The group’s Willowbrook chapter welcomed about 200 people to the iftar meal, which kicked off the month-long Ramadan period that focuses on giving and sharing.
“I think it was very worthwhile,” Burr Ridge Mayor Gary Grasso said. “Obviously these are strained times for people who practice Islam. I think they were trying to show the history and the peaceful nature of the religion to educate those who practice other faiths.”
Most importantly, the third annual dinner served as an opportunity for residents to learn more about Muslim culture, said Muhammad Hamadeh, a Burr Ridge resident and president of the Willowbrook MECCA chapter.
“We’re their neighbors,” said Hamadeh, a practicing pulmonologist. “We want residents to understand who we are and know that we’re there form them if they need us.”
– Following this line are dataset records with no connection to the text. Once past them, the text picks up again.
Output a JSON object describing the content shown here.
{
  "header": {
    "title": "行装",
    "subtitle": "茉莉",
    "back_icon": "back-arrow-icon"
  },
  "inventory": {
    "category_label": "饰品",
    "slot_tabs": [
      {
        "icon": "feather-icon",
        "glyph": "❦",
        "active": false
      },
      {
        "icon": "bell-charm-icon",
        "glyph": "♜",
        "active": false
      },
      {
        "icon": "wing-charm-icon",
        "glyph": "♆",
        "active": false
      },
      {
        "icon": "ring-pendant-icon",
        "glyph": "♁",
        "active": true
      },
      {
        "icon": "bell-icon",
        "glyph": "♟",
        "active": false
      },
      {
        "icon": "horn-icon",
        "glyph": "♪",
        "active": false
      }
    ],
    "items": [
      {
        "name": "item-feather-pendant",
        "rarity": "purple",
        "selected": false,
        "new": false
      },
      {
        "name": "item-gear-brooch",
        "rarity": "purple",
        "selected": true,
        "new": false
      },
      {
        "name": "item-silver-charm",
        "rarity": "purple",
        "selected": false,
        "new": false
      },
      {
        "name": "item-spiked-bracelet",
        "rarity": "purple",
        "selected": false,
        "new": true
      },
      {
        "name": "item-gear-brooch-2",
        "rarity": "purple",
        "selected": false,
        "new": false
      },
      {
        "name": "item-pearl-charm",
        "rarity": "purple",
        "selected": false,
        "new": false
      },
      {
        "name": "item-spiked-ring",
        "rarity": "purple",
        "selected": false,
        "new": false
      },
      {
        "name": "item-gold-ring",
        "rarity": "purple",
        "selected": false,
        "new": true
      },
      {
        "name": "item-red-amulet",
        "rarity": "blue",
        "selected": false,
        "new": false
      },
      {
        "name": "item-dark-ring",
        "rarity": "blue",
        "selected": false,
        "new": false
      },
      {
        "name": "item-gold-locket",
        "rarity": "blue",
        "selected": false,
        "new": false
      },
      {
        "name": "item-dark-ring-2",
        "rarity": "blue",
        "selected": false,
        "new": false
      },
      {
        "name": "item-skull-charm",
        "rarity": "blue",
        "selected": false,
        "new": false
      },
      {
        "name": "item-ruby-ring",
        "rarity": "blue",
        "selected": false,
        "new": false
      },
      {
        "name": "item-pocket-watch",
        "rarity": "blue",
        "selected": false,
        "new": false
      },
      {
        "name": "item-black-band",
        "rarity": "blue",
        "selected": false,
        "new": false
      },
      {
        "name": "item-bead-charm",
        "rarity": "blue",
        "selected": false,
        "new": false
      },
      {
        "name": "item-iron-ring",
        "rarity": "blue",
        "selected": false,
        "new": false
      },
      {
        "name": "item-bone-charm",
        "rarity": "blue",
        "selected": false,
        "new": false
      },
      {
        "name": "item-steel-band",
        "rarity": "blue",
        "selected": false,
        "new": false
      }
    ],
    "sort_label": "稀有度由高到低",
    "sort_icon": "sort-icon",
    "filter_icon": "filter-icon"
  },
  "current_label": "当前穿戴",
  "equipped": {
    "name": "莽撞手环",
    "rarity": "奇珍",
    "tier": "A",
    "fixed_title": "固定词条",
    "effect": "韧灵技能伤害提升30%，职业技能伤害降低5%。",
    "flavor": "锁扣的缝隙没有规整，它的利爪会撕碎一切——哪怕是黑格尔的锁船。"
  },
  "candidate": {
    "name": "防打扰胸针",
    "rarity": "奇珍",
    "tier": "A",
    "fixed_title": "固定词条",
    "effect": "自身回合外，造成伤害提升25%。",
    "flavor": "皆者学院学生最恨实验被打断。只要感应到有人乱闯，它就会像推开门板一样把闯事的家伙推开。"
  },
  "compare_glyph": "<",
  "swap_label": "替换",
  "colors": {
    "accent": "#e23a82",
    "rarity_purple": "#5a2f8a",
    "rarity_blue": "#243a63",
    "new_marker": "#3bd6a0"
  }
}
The event coincided with the start of Ramadan, the month in the Islamic lunar calendar during which Muslims abstain from food, drink and other pleasures from sunrise to sunset. The iftar meal included a mix of fish, chicken and vegetables along with soup and salad.
Community and sharing are the focal points of Ramadan, which provides an opportunity for Americans of all faiths to connect on a personal level, said Yasser Tabbara, the keynote speaker and director of the Chicago chapter of the Council on American-Islamic Relations.
“The message that everybody should know is that their Muslim neighbors have always been a strong community that has focused on building, rather than just taking the resources of the community and not contributing,” Tabbara said. “In this area, most of them are medical doctors, engineers, professors—people who really are assets to these kinds of communities.”
Also attending the dinner was Burr Ridge police Chief Herbert Timm, who said people can become complacent in thinking the major faiths in America are Catholic, Protestant, and Jewish.
“The more we learn about each other, the more we understand,” Timm said. “We need to reach out more to the Islamic members of our community. We are all here as members of the greater community. We’re trying to bridge any separation that might be there.”